Et les voitures chinoises dans tout ça ?
Leur succès au Maroc est indéniable. Design attractif, technologies embarquées, sécurité, prix compétitifs… Les marques chinoises répondent aux attentes d’une classe moyenne en expansion, qui accède plus facilement au crédit et recherche des véhicules bien équipés à coût modéré. Le marché intérieur marocain, qui a vu ses ventes passer de 122 000 véhicules en 2014 à plus de 176 000 en 2024, est un terrain fertile pour ces marques. Mais pour durer, elles devront s’implanter profondément : renforcer les réseaux de distribution, assurer un service après-vente efficace, construire une image de marque crédible.
Toutefois, la relation entre le Maroc et la Chine dans l’automobile ne ressemble en rien à une guerre de parts de marché. Il s’agit plutôt d’un partenariat tactique où chacun joue une carte différente mais complémentaire. Les constructeurs chinois trouvent au Maroc un accès fluide vers l’Europe, des coûts de production compétitifs, une base logistique stable et décarbonée, pendant que le Maroc bénéficie de transferts de technologie, de création d’emplois qualifiés, d’une montée en gamme industrielle et surtout, d’un renforcement de son soft power économique.
À travers Tanger Tech et les dizaines d’accords signés depuis la visite royale de 2016 à Pékin, c’est toute une architecture de coopération qui se dessine.
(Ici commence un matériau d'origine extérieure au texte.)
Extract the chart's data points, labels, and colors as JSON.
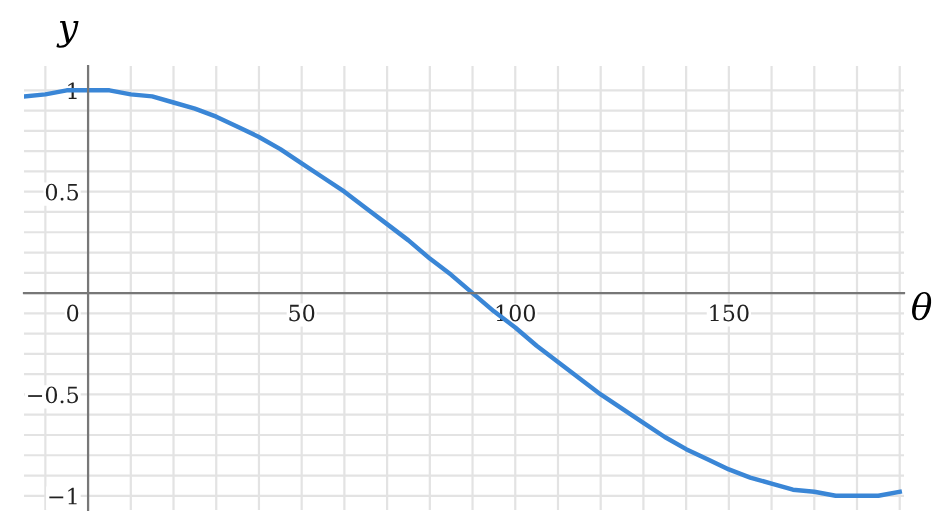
{
  "chart_data": {
    "type": "line",
    "xlabel": "θ",
    "ylabel": "y",
    "x": [
      -15,
      -10,
      -5,
      0,
      5,
      10,
      15,
      20,
      25,
      30,
      35,
      40,
      45,
      50,
      55,
      60,
      65,
      70,
      75,
      80,
      85,
      90,
      95,
      100,
      105,
      110,
      115,
      120,
      125,
      130,
      135,
      140,
      145,
      150,
      155,
      160,
      165,
      170,
      175,
      180,
      185,
      190
    ],
    "series": [
      {
        "color": "#3a86d6",
        "values": [
          0.97,
          0.98,
          1.0,
          1.0,
          1.0,
          0.98,
          0.97,
          0.94,
          0.91,
          0.87,
          0.82,
          0.77,
          0.71,
          0.64,
          0.57,
          0.5,
          0.42,
          0.34,
          0.26,
          0.17,
          0.09,
          0.0,
          -0.09,
          -0.17,
          -0.26,
          -0.34,
          -0.42,
          -0.5,
          -0.57,
          -0.64,
          -0.71,
          -0.77,
          -0.82,
          -0.87,
          -0.91,
          -0.94,
          -0.97,
          -0.98,
          -1.0,
          -1.0,
          -1.0,
          -0.98
        ]
      }
    ],
    "xlim": [
      -15,
      191
    ],
    "ylim": [
      -1.07,
      1.12
    ],
    "xticks": [
      {
        "value": -10,
        "label": null
      },
      0,
      {
        "value": 10,
        "label": null
      },
      {
        "value": 20,
        "label": null
      },
      {
        "value": 30,
        "label": null
      },
      {
        "value": 40,
        "label": null
      },
      50,
      {
        "value": 60,
        "label": null
      },
      {
        "value": 70,
        "label": null
      },
      {
        "value": 80,
        "label": null
      },
      {
        "value": 90,
        "label": null
      },
      100,
      {
        "value": 110,
        "label": null
      },
      {
        "value": 120,
        "label": null
      },
      {
        "value": 130,
        "label": null
      },
      {
        "value": 140,
        "label": null
      },
      150,
      {
        "value": 160,
        "label": null
      },
      {
        "value": 170,
        "label": null
      },
      {
        "value": 180,
        "label": null
      },
      {
        "value": 190,
        "label": null
      }
    ],
    "yticks": [
      {
        "value": -1,
        "label": "−1"
      },
      {
        "value": -0.9,
        "label": null
      },
      {
        "value": -0.8,
        "label": null
      },
      {
        "value": -0.7,
        "label": null
      },
      {
        "value": -0.6,
        "label": null
      },
      {
        "value": -0.5,
        "label": "−0.5"
      },
      {
        "value": -0.4,
        "label": null
      },
      {
        "value": -0.3,
        "label": null
      },
      {
        "value": -0.2,
        "label": null
      },
      {
        "value": -0.1,
        "label": null
      },
      {
        "value": 0,
        "label": null
      },
      {
        "value": 0.1,
        "label": null
      },
      {
        "value": 0.2,
        "label": null
      },
      {
        "value": 0.3,
        "label": null
      },
      {
        "value": 0.4,
        "label": null
      },
      0.5,
      {
        "value": 0.6,
        "label": null
      },
      {
        "value": 0.7,
        "label": null
      },
      {
        "value": 0.8,
        "label": null
      },
      {
        "value": 0.9,
        "label": null
      },
      1
    ],
    "grid": true,
    "marker": "none",
    "line_style": "solid",
    "legend": false
  }
}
Le Maroc, carrefour industriel mondial
Le Maroc ne choisit pas entre Orient et Occident, il s’inscrit au carrefour de plusieurs pôles de puissance, et une agilité géoéconomique qui fait sa force. Alors que certains acteurs européens délocalisent leur production pour rester compétitifs, et que la Chine cherche à contourner les barrières tarifaires européennes, le Maroc se retrouve au centre de l’échiquier.
Le « Made in Morocco » est désormais une signature reconnue dans plus de 70 pays. En attirant la Chine sans perdre l’Europe, en développant son propre tissu industriel tout en restant ouvert, le Royaume ne subit pas la mondialisation, il l’organise.
Alors, défi ou complémentarité ? Ni l’un ni l’autre, ou plutôt les deux à la fois, dans une logique d’interdépendance intelligente. La Chine, en installant ses marques et usines au Maroc, parie sur un futur commun. Et le Maroc, fort de sa position stratégique est devenu une force industrielle, où même les géants chinois viennent s’ancrer pour rêver plus grand.